Jeffrey A. Ow (MA, Asian American Studies, UCLA) is pursuing his doctorate in Comparative Ethnic Studies at UC Berkeley, examining the public transformation of Asian American sites of imprisonment (Angel Island, Manzanar) to sites recognized by the Nation as "National Historic Landmarks." He has volunteered as a tour guide with the Angel Island Association since 1993 and currently sits on the Board of Directors for the Angel Island Immigration Station Foundation.
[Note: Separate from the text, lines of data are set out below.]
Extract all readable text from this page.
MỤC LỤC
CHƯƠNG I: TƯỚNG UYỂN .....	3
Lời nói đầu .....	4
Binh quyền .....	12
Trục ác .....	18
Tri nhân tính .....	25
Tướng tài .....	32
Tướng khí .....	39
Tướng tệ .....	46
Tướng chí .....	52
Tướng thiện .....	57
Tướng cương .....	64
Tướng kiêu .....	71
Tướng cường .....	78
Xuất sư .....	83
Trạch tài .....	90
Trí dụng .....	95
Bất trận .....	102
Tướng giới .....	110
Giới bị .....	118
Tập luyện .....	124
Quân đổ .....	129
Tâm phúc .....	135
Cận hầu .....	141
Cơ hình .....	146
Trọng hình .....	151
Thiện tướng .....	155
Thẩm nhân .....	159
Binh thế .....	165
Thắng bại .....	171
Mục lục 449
Jeff has been interested in technology ever since he had an Atari 2600. His paper, "The Revenge of the Yellowfaced Cyborg Terminator: The rape of digital geishas and the colonization of cyber-coolies in 3D Realms' _Shadow Warrior_" will be published in a collected volume of essays entitled _Race in Cyberspace_ forthcoming in 1999 from Routledge Press.

A guerella e-ziner, Jeff has some various web pages up and around, and for the class project, he will be working on a public web site examining how Asian American historical documents have been displayed on the WWW.